Poi torno a casa e non resisto. Stupidamente accendo la TV, proprio quando va in onda il TG1 delle venti. Che coincidenza sfrotunata! L’editoriale del suo direttore (http://www.youtube.com/watch?v=C-VcZXVJEiI) punisce la mia voglia di libertà. Subito mi accorgo del mio errore, ma é troppo tardi. Perché ho schiacciato quel telecomando? Di colpo sono ritornato alla realtà. Uno schiaffo mi sveglia dal sogno e in pochi secondi la leggera brezza di benessere si trasforma in un’afa asfissiante. Un caldo torrido e insopportabile. Una sensazione violenta. Mi manca l’aria. Provo a rimediare andandomene ad ascoltare il temporale. Ma ormai e troppo tardi. Se Sid Vicius brulica tinto di rosa le erbe del nord, mi chiedo allora in quale mosca si dovrà trasformare e sullo stronzo di quale animale dovrà sorvolare la reincarnazione di questo pseudigiornalista.

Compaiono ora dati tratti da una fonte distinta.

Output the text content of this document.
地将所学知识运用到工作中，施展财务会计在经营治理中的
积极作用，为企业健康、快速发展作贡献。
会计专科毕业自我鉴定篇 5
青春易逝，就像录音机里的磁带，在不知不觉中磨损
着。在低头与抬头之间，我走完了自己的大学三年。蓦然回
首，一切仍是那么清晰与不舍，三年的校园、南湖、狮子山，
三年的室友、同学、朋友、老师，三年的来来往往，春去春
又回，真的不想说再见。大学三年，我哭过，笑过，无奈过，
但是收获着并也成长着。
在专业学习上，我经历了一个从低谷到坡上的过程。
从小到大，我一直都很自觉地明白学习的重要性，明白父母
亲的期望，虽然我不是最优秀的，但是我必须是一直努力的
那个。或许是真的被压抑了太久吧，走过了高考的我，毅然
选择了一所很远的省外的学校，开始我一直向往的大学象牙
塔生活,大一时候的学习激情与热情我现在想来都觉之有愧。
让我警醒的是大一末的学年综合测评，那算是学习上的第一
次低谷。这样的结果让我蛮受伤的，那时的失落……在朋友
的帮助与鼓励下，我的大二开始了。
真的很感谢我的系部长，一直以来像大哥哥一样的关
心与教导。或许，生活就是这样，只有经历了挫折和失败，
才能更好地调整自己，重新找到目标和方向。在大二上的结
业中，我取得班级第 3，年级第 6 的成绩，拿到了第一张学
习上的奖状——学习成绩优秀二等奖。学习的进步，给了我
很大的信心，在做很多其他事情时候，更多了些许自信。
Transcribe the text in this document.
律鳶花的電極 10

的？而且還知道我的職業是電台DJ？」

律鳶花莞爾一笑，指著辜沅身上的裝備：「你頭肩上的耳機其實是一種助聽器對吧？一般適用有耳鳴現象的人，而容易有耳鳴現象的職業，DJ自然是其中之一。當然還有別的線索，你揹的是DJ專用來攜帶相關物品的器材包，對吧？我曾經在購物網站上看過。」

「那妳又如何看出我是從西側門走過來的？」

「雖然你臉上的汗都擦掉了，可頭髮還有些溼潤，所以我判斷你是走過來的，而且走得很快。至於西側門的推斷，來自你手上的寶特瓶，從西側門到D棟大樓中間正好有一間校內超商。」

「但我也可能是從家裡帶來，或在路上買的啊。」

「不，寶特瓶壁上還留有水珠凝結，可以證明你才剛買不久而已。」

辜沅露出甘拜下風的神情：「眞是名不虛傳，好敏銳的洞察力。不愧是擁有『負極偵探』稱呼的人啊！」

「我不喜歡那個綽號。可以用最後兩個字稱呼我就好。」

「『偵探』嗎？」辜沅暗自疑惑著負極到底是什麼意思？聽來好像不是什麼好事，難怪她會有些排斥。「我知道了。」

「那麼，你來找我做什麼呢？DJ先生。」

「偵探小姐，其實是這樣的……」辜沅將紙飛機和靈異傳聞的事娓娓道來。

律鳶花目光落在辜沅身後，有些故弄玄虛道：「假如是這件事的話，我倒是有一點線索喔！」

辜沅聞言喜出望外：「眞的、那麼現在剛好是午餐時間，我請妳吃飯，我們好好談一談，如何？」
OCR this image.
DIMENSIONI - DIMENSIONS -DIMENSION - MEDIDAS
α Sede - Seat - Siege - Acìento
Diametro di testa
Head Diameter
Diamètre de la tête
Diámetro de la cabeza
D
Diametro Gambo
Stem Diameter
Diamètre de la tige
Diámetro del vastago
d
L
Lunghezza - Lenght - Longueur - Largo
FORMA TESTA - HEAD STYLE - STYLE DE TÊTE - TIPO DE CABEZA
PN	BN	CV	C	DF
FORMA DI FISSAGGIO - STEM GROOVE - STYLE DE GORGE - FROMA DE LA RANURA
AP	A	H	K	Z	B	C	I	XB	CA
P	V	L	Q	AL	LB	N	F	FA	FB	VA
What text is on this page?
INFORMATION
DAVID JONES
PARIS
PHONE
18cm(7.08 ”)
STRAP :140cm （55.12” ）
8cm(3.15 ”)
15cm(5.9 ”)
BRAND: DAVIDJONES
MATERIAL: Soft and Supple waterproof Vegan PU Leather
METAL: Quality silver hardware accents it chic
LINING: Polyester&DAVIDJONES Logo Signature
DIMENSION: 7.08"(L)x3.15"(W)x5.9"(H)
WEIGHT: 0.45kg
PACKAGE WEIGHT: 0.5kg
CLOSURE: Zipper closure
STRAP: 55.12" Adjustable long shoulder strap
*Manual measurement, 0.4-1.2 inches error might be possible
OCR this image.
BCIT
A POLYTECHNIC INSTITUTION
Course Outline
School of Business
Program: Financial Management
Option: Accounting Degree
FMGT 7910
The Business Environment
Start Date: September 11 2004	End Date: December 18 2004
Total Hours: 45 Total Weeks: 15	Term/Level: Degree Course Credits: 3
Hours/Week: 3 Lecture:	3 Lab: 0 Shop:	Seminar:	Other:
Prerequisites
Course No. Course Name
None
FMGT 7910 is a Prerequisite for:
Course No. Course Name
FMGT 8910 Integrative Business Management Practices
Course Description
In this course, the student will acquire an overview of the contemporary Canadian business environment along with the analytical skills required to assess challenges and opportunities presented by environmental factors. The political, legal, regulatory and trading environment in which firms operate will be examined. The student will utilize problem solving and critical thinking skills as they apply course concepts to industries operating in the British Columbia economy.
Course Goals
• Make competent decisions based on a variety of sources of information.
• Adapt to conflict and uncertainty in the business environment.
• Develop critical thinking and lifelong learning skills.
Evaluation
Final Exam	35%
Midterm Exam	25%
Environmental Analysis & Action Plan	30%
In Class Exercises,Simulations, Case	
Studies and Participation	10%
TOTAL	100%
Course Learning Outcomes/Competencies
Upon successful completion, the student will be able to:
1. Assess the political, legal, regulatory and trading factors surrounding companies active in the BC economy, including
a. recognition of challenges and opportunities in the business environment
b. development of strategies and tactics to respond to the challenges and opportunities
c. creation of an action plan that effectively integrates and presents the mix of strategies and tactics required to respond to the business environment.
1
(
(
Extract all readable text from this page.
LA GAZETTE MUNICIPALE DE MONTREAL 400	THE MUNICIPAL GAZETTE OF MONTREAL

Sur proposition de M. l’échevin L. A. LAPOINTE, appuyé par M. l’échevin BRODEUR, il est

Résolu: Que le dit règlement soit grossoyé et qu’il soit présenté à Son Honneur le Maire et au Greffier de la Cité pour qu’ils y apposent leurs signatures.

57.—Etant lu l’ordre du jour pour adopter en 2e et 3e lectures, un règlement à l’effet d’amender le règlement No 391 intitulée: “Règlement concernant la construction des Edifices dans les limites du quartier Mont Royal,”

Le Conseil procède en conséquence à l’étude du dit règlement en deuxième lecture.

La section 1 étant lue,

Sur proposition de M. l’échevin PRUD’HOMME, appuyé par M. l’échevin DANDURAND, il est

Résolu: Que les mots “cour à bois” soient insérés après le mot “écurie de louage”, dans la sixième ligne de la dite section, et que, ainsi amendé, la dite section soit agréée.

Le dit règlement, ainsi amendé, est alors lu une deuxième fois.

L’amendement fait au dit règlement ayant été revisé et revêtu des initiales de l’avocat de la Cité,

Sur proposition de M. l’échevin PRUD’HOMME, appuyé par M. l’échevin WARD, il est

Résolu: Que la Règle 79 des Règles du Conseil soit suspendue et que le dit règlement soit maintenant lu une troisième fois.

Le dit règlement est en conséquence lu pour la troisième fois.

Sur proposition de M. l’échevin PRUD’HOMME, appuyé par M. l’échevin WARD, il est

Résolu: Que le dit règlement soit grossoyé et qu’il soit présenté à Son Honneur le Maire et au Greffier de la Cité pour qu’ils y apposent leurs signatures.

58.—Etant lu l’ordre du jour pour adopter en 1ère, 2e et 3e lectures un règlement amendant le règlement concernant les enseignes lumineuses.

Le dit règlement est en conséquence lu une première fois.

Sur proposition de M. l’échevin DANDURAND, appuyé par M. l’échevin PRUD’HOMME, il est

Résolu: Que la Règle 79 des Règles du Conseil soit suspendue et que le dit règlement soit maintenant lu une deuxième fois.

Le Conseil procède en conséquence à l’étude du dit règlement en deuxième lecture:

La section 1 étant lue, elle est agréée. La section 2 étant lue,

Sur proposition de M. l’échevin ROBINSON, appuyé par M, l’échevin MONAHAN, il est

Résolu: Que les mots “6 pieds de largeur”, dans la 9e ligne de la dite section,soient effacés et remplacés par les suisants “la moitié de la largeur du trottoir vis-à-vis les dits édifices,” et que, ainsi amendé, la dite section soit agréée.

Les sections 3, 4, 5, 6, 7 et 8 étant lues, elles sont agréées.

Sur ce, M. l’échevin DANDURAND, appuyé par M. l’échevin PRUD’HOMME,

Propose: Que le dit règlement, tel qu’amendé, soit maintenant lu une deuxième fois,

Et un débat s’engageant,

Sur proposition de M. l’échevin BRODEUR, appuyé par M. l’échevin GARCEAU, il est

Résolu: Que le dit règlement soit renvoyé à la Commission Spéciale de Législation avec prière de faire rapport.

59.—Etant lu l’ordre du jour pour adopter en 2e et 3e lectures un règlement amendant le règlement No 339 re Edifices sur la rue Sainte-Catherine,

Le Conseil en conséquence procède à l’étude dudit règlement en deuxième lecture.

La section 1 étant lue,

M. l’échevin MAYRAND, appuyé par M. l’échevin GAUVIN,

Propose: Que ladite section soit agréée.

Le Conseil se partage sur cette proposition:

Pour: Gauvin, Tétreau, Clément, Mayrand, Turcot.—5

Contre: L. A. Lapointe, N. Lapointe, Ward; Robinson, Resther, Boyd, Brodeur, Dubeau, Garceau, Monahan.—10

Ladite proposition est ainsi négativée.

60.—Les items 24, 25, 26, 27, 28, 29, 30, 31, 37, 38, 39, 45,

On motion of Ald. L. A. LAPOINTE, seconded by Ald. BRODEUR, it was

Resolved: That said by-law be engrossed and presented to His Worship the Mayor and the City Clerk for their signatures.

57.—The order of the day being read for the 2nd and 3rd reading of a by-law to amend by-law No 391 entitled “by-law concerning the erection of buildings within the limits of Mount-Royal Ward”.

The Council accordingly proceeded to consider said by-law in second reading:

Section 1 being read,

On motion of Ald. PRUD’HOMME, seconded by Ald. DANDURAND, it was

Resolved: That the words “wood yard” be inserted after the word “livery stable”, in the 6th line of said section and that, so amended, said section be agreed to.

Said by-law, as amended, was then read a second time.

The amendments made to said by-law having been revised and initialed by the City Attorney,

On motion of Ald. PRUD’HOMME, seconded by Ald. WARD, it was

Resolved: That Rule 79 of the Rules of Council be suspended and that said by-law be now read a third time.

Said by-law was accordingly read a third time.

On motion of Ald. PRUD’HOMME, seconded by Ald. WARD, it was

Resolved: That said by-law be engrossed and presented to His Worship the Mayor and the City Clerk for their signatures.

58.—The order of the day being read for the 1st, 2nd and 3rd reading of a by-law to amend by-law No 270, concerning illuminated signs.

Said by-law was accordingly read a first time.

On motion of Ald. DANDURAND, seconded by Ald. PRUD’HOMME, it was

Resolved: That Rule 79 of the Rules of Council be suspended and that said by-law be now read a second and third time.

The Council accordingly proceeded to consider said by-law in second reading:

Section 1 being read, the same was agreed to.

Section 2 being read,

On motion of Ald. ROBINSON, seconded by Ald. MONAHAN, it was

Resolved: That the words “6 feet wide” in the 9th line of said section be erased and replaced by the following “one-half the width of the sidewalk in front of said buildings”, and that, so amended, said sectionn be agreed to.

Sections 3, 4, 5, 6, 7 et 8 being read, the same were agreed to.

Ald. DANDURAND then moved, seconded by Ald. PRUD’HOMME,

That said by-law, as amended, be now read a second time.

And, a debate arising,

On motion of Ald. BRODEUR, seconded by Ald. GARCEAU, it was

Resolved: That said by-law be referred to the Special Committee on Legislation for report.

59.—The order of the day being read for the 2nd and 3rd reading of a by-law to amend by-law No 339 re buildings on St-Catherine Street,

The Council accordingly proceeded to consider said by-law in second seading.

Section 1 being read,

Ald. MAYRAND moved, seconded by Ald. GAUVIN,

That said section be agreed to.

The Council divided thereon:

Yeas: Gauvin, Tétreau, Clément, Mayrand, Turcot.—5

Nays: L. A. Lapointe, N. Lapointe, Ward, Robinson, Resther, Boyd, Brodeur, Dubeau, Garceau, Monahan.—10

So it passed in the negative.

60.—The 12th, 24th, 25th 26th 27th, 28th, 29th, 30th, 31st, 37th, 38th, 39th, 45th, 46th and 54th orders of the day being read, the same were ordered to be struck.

Nei miei due mesi scozzesi ogni pomeriggio il mio compagno di banco e di attività era un libico, Khaled da Tripoli. Il paese del diavolo per noi svizzeri. Da due anni Libia e Svizzera si esecrano e hanno dato vita alla più buffonesca e goffa delle crisi di stato: minaccie, ricatti, bugie, promesse, dichiarazioni di guerra (santa e non). Un’allegoria della stupidità della politica, della follia del potere e dell’arte del ricamo giornalistico. Per due mesi dimenticai tutto ciò. Kahled fece lo stesso. Per due mesi fummo compagni di banco e amici. Tolleranti e curiosi di fronte alle nostre evidenti diversità. Non un solo accenno all’antipatia tra i nostri rispettivi paesi che mi ha martellato le palle per più di un anno.

Tornato a casa, dopo l’errore del Tg1 decido di guardarmi il TG svizzero. Ahimé, altro errore. In seguito alla liberazione del cittadino elvetico Max Göldi da parte di Tripoli, mi propongono la retrospettiva degli ultimi due anni della crisi svizzero-libica. Bla bla, bla bla bla, bla! Ma che me ne può fregare? Altro risveglio. Mi ero scordato completamente questa faccenda. Stavo così bene senza che qualcuno mi ricordasse tutte queste stronzate, non è vero Kahled?

Mi infilo le scarpe e corro nel bosco. In due mesi quasi tutto é cambiato. La vegetazione é cresciuta parecchio, tutto é verde. Una certa frescura mi protegge dall’afa. Una biscia, qualche ape, l’odore del sambuco e il bacchettare del picchio riappacificano i miei sensi. Sto bene. Una leggera brezza di benessere soffia di nuovo sul mio corpo...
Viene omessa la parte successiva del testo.